そんなわけで、テレビ画面のこちら側にいる人々は、「疑惑」や「事実」に対する、理詰めの結論としての「判断」ではなくて、「態度」や「人柄」への感情的な「嫌悪」や生理的な「不快感」の表明として、舛添さんに辞任を求めたわけで、こうなると、「会見」は、「事実関係」を「説明」する場ではなくて、「マスゾエ・ザ・シミッタレ・キング・オブ・キャピタル・オン・ステージ」みたいなショー仕立てのエンターテインメントそのものだった。

 舛添さんは、擁護の難しい人だ。
 それは、佐村河内氏や小保方さんや号泣議員でも同じことだ。私が大好きだった朝青龍にしても同様だ。

 というのも、いまここで名前を挙げた人たちに共通しているのは、彼らが「普通の日本人なら生まれつきに備え持っているはずの以心伝心の対人マナー」(最近の言葉で言えば「コミュニケーション能力(コミュ力)」)を身につけていない、特異な人たちだからだ。

 元来、うちの国の国民は、「空気を読まない」人間に対して冷酷だ。
 それが、ここへきて就活の影響なのか何なのか、コミュ力信仰が普及するに従って、さらに亢進している。

 われわれは、「以心伝心」の分からない人間や、「魚心あれば水心」が通用しない男や、「場の空気」を察知しない仲間や、「なあなあ」を理解しない同僚や、「そこのところはひとつよろしく」で話が通じない朴念仁を心の底から嫌っている。

 個人的には、戦後教育の中でやんわりと共有されていた「個性信仰」の影響で、ある程度緩和していたわが国に顕著な同調圧力が、「コミュ力万能主義」や「絆思想の強化」「江戸しぐさの強要」みたいな流れの中で、またぞろ強化されているのが21世紀の新たな傾向で、ネットやマスメディアによるリンチの横行は、「いやな野郎」や「感じの悪いヤツ」や「空気を読まないヤツ」をツブしにかかる、隣組メソッドの復活だと思っている。

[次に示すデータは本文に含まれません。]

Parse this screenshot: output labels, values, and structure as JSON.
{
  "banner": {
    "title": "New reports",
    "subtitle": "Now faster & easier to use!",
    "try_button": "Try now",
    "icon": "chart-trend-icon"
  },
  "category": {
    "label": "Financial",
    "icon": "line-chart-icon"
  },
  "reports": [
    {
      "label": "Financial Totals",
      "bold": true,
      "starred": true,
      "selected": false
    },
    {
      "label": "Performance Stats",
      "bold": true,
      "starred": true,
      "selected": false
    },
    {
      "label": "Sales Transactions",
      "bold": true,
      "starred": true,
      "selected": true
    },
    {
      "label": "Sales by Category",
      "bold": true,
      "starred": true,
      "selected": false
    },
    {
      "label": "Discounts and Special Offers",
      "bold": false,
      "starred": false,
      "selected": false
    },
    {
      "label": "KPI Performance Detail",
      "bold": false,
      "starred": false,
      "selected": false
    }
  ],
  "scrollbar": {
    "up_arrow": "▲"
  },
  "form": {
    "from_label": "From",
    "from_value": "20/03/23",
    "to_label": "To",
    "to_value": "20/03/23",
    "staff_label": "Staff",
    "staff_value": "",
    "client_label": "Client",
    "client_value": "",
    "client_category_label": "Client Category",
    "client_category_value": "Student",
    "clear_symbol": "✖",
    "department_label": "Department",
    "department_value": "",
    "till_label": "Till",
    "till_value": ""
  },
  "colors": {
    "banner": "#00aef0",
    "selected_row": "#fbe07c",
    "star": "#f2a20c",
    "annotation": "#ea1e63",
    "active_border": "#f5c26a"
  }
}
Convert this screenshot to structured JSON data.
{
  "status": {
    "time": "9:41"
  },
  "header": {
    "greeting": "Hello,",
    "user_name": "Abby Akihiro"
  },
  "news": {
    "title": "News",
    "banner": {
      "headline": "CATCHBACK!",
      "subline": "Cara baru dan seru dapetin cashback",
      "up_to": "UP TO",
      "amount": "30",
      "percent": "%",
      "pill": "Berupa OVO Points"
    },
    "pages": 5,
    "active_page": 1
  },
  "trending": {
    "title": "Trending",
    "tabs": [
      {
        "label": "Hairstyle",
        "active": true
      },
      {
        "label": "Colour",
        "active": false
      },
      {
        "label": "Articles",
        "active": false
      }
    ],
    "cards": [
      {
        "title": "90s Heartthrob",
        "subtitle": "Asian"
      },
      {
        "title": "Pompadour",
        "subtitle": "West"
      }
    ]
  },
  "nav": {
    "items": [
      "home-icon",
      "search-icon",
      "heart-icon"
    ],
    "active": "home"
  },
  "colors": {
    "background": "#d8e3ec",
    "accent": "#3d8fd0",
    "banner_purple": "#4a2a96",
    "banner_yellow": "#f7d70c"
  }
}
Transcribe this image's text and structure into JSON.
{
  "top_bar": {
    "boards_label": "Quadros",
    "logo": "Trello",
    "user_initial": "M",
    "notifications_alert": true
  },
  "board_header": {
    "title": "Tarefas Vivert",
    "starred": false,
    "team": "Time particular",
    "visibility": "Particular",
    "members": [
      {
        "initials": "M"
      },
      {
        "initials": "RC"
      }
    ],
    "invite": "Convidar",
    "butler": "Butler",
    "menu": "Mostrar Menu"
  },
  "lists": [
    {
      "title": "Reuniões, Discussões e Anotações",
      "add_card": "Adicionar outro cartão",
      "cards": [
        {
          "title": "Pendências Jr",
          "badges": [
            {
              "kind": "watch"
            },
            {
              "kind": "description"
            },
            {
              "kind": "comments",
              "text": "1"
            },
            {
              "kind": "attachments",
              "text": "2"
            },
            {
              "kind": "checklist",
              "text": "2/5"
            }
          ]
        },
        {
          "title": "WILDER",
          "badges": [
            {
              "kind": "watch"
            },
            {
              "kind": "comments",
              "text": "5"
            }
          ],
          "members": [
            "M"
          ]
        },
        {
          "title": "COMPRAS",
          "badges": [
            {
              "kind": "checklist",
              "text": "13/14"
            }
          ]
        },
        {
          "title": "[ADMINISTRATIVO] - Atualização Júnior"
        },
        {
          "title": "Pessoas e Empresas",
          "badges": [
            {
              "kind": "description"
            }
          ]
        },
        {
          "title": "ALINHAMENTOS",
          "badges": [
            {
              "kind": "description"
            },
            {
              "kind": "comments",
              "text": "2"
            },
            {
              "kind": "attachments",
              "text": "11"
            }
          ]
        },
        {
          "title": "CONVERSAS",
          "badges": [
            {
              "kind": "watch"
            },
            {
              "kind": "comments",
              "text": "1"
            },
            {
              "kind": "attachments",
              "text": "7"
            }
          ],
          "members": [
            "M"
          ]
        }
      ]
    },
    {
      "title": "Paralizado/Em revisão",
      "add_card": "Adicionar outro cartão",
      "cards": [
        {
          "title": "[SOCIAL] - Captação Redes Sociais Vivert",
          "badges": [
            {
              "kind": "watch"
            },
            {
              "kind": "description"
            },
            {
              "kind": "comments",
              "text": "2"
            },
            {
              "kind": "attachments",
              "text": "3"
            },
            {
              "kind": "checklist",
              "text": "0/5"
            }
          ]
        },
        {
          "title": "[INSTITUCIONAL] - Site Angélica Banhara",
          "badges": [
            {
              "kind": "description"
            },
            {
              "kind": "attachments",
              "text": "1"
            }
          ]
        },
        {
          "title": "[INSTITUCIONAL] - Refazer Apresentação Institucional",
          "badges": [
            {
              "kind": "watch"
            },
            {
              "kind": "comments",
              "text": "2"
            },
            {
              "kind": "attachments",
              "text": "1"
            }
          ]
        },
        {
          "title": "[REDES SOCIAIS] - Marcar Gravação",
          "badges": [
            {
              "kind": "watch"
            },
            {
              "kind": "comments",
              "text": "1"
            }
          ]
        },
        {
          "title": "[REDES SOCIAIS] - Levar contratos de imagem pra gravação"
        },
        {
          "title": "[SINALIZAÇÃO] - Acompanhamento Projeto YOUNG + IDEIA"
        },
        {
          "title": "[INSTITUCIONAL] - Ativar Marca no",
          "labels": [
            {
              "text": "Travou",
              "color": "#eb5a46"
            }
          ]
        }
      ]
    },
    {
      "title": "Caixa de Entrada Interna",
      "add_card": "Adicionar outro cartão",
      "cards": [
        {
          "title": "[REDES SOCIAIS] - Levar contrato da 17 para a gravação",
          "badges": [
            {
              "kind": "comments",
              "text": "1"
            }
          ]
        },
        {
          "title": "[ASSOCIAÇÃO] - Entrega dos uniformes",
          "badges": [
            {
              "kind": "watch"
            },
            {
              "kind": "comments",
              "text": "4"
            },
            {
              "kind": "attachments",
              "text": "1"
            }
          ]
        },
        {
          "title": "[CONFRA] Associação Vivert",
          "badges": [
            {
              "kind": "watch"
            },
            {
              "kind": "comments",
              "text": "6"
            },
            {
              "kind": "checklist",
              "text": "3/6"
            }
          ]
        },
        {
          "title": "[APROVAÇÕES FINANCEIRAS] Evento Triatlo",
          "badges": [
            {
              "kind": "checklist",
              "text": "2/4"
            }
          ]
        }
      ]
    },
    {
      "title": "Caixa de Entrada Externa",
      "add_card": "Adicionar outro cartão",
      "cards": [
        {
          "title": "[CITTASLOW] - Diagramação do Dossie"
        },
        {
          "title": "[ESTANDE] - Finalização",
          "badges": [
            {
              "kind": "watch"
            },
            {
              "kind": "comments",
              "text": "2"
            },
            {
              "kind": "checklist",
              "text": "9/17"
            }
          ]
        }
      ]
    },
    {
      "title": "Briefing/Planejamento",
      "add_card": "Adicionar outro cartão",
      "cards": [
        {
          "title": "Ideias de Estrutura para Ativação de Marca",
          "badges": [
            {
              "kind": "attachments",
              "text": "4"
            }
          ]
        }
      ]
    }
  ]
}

 話を元に戻すと、舛添さんをはじめとする上にあげた「空気を読まない人々」は、摩訶不思議なオーラや、周到に演出された女子力や、圧倒的な言語運営能力や、奇天烈な感情暴発の魔法や、あるいは朝青龍の場合で言うなら単純な肉体的威圧で、周囲の人間を黙らせたり丸め込んだりたらしこんだり言い負かしたりして、自分の地位と権力を手に入れ、そのまた権力と地位がもたらす威圧によって周囲の人間を圧倒してきた人たちだ。

 であるからして、こういう人たちが何かでつまづいた場合は、当然、ひどいことになる。待ってましたとばかりに、それまでいやな思いをさせられていた人たちが、一斉に立ち上がって反転攻勢に出る。展開としては、非常にありそうな話でもあるし、一面の正義を代表しているプロットでもある。

 ただ、あらゆるタイプの不祥事に関して、とにかくなんであれ記者会見がセットされるようになったことが、一般の日本人を著しく残酷な市民に変貌させてしまっている。私は、その点を憂慮している。

 大勢の記者のマイクとカメラに囲まれて弁明をせねばならない立場に追い込まれた人間は、多かれ少なかれ、ボロを出さずにはおれない。してみると、結局のところ、記者会見(特に「弁明会見」と「謝罪会見」)というのは、小心だったり過緊張だったりコミュ障だったり自我肥大だったり虚言癖だったり、理由はともあれ、何らかの個人的事情で、世間並みの人間らしく適切に振る舞うことのできない人間をあぶり出していぶり出していびり倒して恥をかかせて排除するための、社会的な異分子選別装置として機能することになるわけで、しかもわれわれの時代は、その選別過程を娯楽として消費しはじめている。